Received 7 September 2017; Revised 16 December 2017; Accepted 19 December 2017; Published 21 January 2018

Academic Editor: Annamaria Cimini

Copyright © 2018 Seong-Hoon Yun et al. This is an open access article distributed under the Creative Commons Attribution License, which permits unrestricted use, distribution, and reproduction in any medium, provided the original work is properly cited.
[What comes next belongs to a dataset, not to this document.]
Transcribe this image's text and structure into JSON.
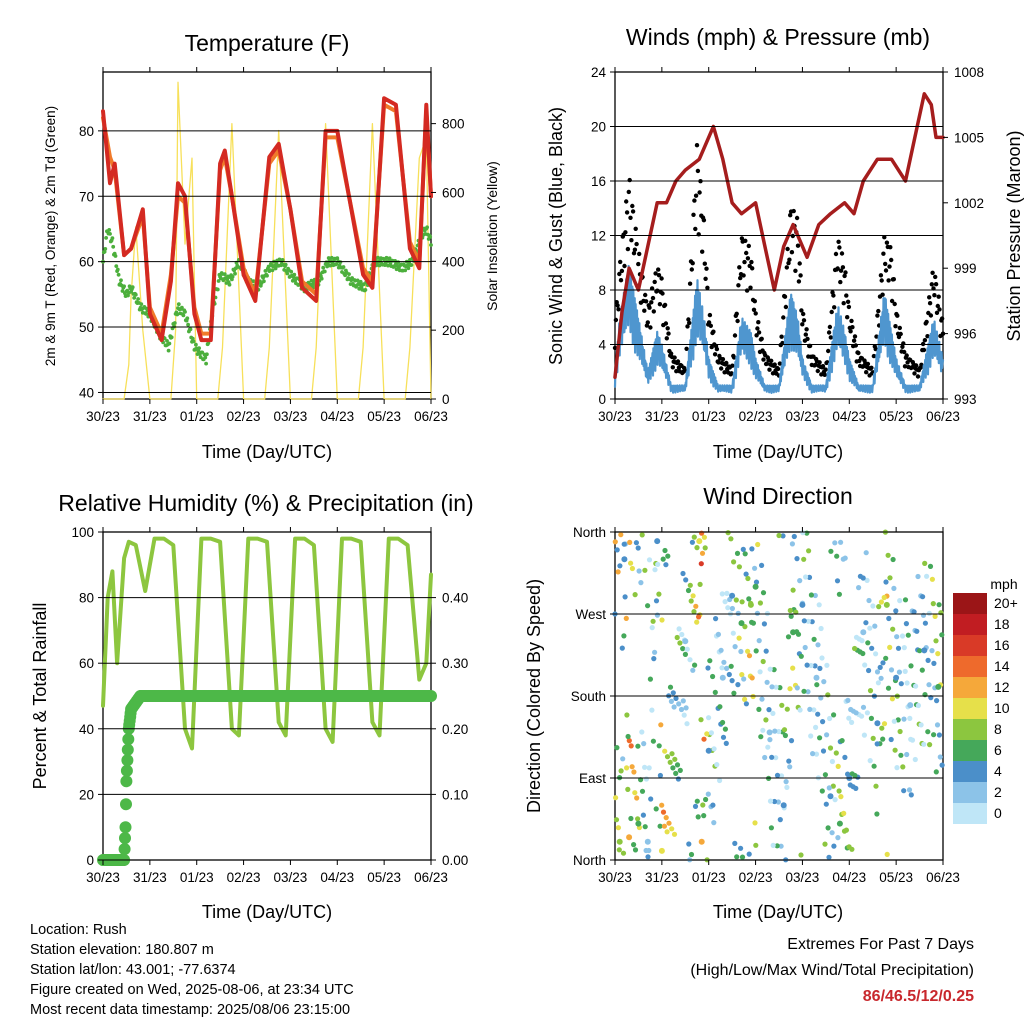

Peroxisome proliferator-activated receptor γ (PPARγ) is part of a nuclear receptor superfamily that regulates gene expression involved in cell differentiation, proliferation, immune/inflammation response, and lipid metabolism. PPARγ coactivator-1α (PGC-1α), initially identified as a PPARγ-interacting protein, is an important regulator of diverse metabolic pathways, such as oxidative metabolism and energy homeostasis. The role of PGC-1α in diabetes, neurodegeneration, and cardiovascular disease is particularly well known. PGC-1α is also now known to play important roles in cancer, independent of the role of PPARγ in cancer. Though many researchers have studied the expression and clinical implications of PPARγ and PGC-1α in cancer, there are still many controversies about the role of PPARγ and PGC-1α in cancer. This review examines and summarizes some recent data on the role and action mechanisms of PPARγ and PGC-1α in cancer, respectively, particularly the recent progress in understanding the role of PPARγ in several cancers since our review was published in 2012.